110 Cookson Lane | Whitefield, ME  04353 | 207-232-7600 |  tim@lackeysailing.com

Waanderlust Project | Tuesday, June 8, 2010

On the heels of yesterday's deck inspection, I got started by cutting open the deck in the areas I'd previously marked:  two on the foredeck, one on the port sidedeck, and two on the starboard sidedeck.  In each case, I cut open the top skin with a saw to expose the core beneath.  The top skin, which was surprisingly thin--perhaps a maximum of 3/16"--came away easily.



Inside, I found variable core conditions.  There was damp to wet core in each area, as I'd previously determined, but the overall scope of the problem was generally minor, and by design the areas I opened were somewhat larger than the true extent of the compromised core.  Even where the core was wet, it remained sound, with no extensive deterioration or rot.



I removed the old core within the confines of each cut, taking pains to avoid damaging the thin inner deck skin (which appeared to be a single layer of roving).  In the foredeck areas, in way of the bow cleat locations, as well as in the after section of the starboard sidedeck, I found an abundance of an odd, unknown fill material, which I'd first noted questioningly when I drilled test holes the day before.

This material had a generally dense foam-like appearance, but was much harder than foam, though friable and brittle.  It surrounded the two bow cleat locations, as well as a molded recess in the deck on the starboard side where a bronze fitting had been installed.


After digging out the old core, I cleaned up and sanded the exposed inner skins, and sanded tapered edges around the openings to prepare for the new top skin material later.  For the moment, I only tapered the two openings on the port side, as I'd not started sanding the deck paint on the starboard side yet.  I'd take care of the three openings on that side then. 

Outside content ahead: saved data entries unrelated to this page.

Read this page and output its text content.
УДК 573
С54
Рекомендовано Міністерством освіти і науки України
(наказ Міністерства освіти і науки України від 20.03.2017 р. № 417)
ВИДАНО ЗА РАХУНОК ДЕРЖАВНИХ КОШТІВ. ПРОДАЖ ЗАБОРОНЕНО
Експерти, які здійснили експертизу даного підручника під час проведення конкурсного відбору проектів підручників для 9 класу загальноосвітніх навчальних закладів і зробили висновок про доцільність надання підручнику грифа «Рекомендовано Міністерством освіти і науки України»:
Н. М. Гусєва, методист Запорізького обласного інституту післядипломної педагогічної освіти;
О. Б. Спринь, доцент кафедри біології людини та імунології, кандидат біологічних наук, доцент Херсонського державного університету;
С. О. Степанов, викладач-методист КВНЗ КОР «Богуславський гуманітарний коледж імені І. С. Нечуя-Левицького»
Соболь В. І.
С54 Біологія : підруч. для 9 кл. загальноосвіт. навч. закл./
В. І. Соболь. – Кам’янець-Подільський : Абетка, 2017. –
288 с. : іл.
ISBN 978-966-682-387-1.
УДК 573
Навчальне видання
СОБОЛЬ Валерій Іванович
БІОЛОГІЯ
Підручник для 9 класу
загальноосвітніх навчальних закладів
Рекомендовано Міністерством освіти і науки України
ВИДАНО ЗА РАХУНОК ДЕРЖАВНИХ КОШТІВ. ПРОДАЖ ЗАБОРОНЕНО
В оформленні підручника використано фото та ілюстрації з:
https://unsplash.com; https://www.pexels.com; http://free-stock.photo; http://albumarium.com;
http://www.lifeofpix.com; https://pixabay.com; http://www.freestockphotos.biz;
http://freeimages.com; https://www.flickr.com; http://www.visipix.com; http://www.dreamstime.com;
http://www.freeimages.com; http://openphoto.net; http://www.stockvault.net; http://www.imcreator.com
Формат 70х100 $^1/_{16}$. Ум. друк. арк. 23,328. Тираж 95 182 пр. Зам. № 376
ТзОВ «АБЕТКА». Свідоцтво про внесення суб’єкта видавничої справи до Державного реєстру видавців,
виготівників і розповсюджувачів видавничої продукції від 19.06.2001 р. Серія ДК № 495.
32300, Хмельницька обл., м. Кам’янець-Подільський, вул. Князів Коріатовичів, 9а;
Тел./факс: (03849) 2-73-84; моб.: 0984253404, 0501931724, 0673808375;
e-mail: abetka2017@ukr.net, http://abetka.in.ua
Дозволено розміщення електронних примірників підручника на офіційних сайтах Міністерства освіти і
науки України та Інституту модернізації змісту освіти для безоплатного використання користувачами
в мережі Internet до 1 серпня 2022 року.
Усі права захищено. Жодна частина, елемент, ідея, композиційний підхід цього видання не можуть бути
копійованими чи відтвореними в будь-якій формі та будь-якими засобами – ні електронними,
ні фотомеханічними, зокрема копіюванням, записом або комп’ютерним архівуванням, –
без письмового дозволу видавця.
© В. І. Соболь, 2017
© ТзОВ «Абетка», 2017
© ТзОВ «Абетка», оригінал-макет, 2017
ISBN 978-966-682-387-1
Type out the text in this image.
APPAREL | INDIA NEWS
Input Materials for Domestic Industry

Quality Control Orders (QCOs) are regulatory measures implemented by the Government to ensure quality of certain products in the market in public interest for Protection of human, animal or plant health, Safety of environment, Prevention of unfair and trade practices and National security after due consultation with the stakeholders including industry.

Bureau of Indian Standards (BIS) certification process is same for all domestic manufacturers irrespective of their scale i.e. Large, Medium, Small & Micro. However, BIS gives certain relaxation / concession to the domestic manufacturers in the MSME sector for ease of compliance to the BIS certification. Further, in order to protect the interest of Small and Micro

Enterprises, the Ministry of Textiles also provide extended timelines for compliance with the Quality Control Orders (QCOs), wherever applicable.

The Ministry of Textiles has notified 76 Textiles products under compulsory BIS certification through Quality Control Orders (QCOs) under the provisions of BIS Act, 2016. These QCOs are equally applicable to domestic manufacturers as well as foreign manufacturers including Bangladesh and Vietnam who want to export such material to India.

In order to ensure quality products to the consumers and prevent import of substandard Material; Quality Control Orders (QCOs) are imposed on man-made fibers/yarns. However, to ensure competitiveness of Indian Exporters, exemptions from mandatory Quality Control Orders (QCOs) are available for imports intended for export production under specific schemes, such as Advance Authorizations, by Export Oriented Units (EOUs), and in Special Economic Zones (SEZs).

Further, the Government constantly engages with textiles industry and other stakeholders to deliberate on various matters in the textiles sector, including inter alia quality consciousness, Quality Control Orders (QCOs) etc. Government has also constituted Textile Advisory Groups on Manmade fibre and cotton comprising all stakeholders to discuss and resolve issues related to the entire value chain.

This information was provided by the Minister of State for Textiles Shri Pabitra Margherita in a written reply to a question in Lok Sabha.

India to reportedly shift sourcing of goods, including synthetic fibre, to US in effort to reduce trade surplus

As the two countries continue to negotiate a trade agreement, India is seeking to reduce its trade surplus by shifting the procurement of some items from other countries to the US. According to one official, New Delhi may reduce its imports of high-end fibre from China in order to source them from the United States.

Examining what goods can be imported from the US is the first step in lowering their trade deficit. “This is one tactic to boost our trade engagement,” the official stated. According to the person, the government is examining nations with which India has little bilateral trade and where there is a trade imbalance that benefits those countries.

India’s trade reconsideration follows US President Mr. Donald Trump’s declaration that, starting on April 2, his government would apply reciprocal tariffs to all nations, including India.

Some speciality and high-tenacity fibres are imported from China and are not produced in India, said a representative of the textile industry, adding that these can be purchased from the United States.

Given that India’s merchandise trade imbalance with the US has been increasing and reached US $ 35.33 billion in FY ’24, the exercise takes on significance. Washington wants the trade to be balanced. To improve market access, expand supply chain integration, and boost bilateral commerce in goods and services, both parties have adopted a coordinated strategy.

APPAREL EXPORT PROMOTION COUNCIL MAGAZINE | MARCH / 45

I left the small amount of core in the space alongside the cabin trunk for the moment to support grinding the taper above, but would likely dig it out during a later step, since there was dampness there and the moisture in that area probably originated at the seam between the cabin trunk and deck--which, as more and more signs were pointing, seemed to be clearly an aftermarket modification undertaken at some point in the boat's life.  Additional documentation suggested that the new cabin trunk was somewhat wider than the original version, with the sidedecks cut down accordingly.

My current thinking, given that three of the five areas on deck which I'd had to open for recore were located adjacent to the cabin trunk, was that perhaps when the deck was modified, the cut in the sidedecks, which might have exposed core material, may not have been sealed properly, allowing this moisture infiltration in some areas.  Perhaps further steps in the various repairs would clarify some of these questions.


With the areas requiring recoring now opened and relieved of their old core--excepting, for the moment, the poop deck, which I'd address separately--I continued paint removal and sanding work on the port side, wrapping up the foredeck and the narrow aftermost portion of the deck outboard of the cockpit.